What actually triggered the letter is the strange part. The Wall Street Journal reported that the concern traces back to a jailbreak demonstration run not by a foreign adversary but by researchers at Amazon, who fed the model a series of prompts until it surfaced a small number of software vulnerabilities. Anthropic shared the writeup with Katie Moussouris, chief executive of Luta Security, and has been blunt about how unimpressed it is. The flaws, the company says, were "previously known, minor vulnerabilities" that "appear relatively simple," the kind "other publicly available models are able to discover" without any bypass at all.

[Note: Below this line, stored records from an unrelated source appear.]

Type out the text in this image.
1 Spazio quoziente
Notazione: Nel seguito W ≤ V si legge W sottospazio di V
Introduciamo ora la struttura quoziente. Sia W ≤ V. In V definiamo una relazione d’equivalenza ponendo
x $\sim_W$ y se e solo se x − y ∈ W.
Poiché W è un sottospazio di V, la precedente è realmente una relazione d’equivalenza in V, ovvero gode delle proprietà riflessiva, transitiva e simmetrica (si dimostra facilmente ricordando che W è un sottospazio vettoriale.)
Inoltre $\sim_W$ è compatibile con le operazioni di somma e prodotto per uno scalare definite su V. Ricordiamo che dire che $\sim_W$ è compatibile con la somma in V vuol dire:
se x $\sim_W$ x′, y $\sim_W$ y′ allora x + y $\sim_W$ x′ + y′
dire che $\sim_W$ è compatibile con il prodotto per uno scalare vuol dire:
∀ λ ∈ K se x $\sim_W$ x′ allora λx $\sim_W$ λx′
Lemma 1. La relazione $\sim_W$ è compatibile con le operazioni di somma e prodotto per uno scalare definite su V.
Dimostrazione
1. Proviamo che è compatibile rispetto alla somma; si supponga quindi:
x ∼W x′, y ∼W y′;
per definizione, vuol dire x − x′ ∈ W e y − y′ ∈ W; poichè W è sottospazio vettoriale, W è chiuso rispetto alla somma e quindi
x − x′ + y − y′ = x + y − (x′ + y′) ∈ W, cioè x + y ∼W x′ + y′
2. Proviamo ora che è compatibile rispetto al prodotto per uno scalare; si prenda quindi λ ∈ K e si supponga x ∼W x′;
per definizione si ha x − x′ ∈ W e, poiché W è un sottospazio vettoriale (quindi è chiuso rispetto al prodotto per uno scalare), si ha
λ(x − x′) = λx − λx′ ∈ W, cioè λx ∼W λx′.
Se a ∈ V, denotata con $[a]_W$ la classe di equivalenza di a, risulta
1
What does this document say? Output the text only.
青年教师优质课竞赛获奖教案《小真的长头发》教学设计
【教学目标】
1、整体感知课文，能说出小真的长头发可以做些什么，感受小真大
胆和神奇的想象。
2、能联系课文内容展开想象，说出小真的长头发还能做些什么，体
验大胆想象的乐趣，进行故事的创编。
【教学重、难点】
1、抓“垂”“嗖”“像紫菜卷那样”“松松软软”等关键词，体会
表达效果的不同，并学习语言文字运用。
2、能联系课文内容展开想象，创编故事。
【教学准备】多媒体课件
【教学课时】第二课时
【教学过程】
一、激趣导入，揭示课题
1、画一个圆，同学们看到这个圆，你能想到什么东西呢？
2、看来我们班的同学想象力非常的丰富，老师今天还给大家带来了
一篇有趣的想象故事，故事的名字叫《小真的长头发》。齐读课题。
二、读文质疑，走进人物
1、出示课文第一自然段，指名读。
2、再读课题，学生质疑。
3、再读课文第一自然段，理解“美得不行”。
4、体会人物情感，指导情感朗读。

That leaves Anthropic in an unusual posture for a safety-first lab: arguing that the government has overreacted to a risk its competitors already pose. "We disagree that the finding of a narrow potential jailbreak should be cause for recalling" the models, the company said, adding that the letter "did not provide specific details of its national-security concern." It is hard to engineer a fix for a threat you have not been allowed to see. Mythos 5, worth remembering, is the model governments and companies have been using to find and patch vulnerabilities, the defensive use the same capability enables.
The shutdown also collides with the administration's own stated policy, and recently. On June 2, barely two weeks ago, President Trump signed an executive order on frontier AI that went out of its way to promise restraint: no licensing, no preclearance, no government veto over when a model ships. It said in plain terms that it could not be used to impose mandatory pre-clearance. Two days ago, when Anthropic's Dario Amodei published a paper asking Washington for the authority to block dangerous models, the consensus reading was that the White House had already declined, twice, to claim that very power. On Friday it claimed the power anyway, against a model that was already on sale.
The method is as telling as the reversal. That June 2 order built careful machinery for exactly this fear, a voluntary 30-day pre-release review aimed at models that can hunt for software vulnerabilities on their own, which is the capability at issue here. None of it was used. The administration spent two weeks promising it would not slam a brake on the industry, then bypassed its own framework and pulled two live models with a single letter. For any company trying to plan around federal AI policy, the message of the past fortnight is that the written rules and the real exercise of power are running in opposite directions.
Strip away the specifics and a precedent is forming in real time. A US company built a US model, marketed it to the US public, and a US agency removed it from American users to keep it away from foreigners, on the strength of a test run by another American company. It is a preview of how frontier AI may actually be governed: not through legislation debated for months, but through letters that arrive on a Friday and take effect immediately. Anthropic has promised to contest the decision. Whether it can also tell millions of paying users when their tools might vanish, and for how long, is now the more pressing question.